The PBAC did not agree to the sponsor’s proposed
“prn” (when necessary) dosing regimen, noting that (a)
it is not consistent with the TGA recommended dosing regimen and
(b) there is currently no direct clinical trial evidence supporting
the efficacy of treatment using the regimen proposed and some
clinical trial evidence from the PIER trial which suggests it may
be associated with worse outcomes than monthly dosing. Of the three
key trials submitted in support of listing, two (ANCHOR and MARINA)
used a monthly dosing schedule and one (PIER) used a less frequent
dosing schedule, albeit different to the sponsor’s proposed
“prn” schedule. A comparison across the results of the
three trials suggests that injections given on a monthly basis may
be associated with improved outcomes compared with injections given
every 3 months. The PBAC considered it was important that an
appropriate Quality Use of Medicines (QUM) program be undertaken to
ensure that clinicians are aware of the most effective dosing
schedule for ranibizumab.
The PBAC further recommended that prescribing under the PBS be
restricted to ophthalmologists as the sole CNV therapy subsidised
at any one time.
The PBAC indicated concern about the large amount of wastage and
suggested that the sponsor investigate a smaller pack size. The
PBAC also indicated concern about the storage of this product and
the need to maintain the cold-chain. This issue is of particular
concern for the period between dispensing and administration and
the PBAC requested the sponsor implement QUM measures to minimise
the chance of the cold-chain being interrupted at this point.
Recommendation
RANIBIZUMAB, solution for intravitreal injection, 3.0 mg/0.3
mL,
Authority Required
Initial treatment by an ophthalmologist, as the sole subsidised
therapy, of subfoveal choroidal neovascularisation (CNV) due to age
related macular degeneration (AMD), as diagnosed by fluorescein
angiography.
Authority approvals will be administered by the PBS and Specialised
Drugs Branch of Medicare Australia.
The first authority application for each eye must be made in
writing, and must include:
a) completed authority prescription form;
b) completed Subfoveal Choroidal Neovascularisation (CNV) –
PBS Supporting Information Form [www.medicare.gov.au]; and
c) a copy of the fluorescein angiogram.
Written applications for authority to prescribe ranibizumab should
be forwarded to:
Medicare Australia
Prior Written Approval of Specialised Drugs
Reply Paid 9826
GPO Box 9826
HOBART TAS 7001
Alternatively, the first authority application may be faxed to
Medicare Australia on (03) 6215 5474 (hours of operation 8 a.m. to
5 p.m. EST Monday to Friday). Medicare Australia will then contact
the prescriber by telephone. The original documentation must be
posted to the above address after approval has been gained.
Max Quantity: 1
Number of Repeats: 0
Authority Required
Continuing treatment by an ophthalmologist, as the sole subsidised
therapy, of subfoveal choroidal neovascularisation (CNV) due to age
related macular degeneration (AMD) where the patient has previously
been granted an authority prescription for the same eye.

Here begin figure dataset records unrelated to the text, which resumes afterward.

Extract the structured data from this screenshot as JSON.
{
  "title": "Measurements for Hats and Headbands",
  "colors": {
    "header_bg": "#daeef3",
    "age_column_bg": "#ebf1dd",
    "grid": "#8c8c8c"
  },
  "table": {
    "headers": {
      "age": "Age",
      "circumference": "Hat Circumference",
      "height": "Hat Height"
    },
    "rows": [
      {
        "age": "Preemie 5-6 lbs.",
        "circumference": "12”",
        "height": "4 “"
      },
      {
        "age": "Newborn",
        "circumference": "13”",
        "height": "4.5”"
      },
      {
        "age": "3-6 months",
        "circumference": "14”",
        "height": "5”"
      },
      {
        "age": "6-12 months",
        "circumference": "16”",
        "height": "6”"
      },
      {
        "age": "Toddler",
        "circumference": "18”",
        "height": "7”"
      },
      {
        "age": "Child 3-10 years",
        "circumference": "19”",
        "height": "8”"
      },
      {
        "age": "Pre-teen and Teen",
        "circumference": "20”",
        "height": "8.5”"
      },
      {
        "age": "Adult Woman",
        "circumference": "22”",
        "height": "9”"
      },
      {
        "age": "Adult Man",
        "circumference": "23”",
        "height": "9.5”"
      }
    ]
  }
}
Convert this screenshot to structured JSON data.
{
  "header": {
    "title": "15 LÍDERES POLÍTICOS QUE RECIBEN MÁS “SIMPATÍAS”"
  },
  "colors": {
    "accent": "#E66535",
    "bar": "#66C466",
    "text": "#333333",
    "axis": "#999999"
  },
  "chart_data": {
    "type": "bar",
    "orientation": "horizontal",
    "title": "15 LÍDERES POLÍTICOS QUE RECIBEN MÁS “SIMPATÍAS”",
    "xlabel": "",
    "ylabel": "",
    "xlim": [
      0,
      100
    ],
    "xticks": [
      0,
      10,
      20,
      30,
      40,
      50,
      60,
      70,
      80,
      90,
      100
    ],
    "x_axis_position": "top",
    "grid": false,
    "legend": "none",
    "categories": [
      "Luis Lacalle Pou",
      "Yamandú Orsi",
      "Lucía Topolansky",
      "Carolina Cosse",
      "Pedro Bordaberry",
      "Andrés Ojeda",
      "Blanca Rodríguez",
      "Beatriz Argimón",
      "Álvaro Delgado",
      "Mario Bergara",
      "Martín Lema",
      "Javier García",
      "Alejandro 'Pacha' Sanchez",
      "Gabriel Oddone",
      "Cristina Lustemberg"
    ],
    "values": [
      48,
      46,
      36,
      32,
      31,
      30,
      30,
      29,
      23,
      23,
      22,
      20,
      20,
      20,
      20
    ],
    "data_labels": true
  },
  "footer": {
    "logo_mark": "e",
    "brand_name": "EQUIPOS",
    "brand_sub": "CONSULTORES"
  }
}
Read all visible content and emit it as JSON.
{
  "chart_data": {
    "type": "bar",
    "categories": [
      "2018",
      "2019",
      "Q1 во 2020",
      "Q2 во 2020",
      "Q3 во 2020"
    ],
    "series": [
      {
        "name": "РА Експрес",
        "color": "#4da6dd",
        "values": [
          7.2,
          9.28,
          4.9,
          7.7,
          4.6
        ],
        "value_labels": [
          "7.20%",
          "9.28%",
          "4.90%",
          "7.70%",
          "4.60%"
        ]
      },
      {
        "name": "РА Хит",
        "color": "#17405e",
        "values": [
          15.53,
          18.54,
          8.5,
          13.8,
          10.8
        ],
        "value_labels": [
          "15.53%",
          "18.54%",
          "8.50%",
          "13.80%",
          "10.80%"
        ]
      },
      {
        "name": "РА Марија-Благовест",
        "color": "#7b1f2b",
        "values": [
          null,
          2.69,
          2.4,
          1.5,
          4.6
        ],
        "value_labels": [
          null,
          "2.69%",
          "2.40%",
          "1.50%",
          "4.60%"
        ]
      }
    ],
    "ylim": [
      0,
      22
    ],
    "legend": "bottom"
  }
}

Authority approvals will be administered by the PBS and Specialised
Drugs Branch of Medicare Australia. Authority applications for
continuing treatment in the same eye may be made by telephone on
1800 700 270 (hours of operation 8 a.m. to 5 p.m. EST Monday to
Friday).
Max Quantity: 1
Number of Repeats: 1
13. Context for Decision
The PBAC helps decide whether and, if so, how medicines should be
subsidised in Australia. It considers submissions in this context.
A PBAC decision not to recommend listing or not to recommend
changing a listing does not represent a final PBAC view about the
merits of the medicine. A company can resubmit to the PBAC or seek
independent review of the PBAC decision.
14. Sponsor’s Comment
The sponsor chose not to make a comment.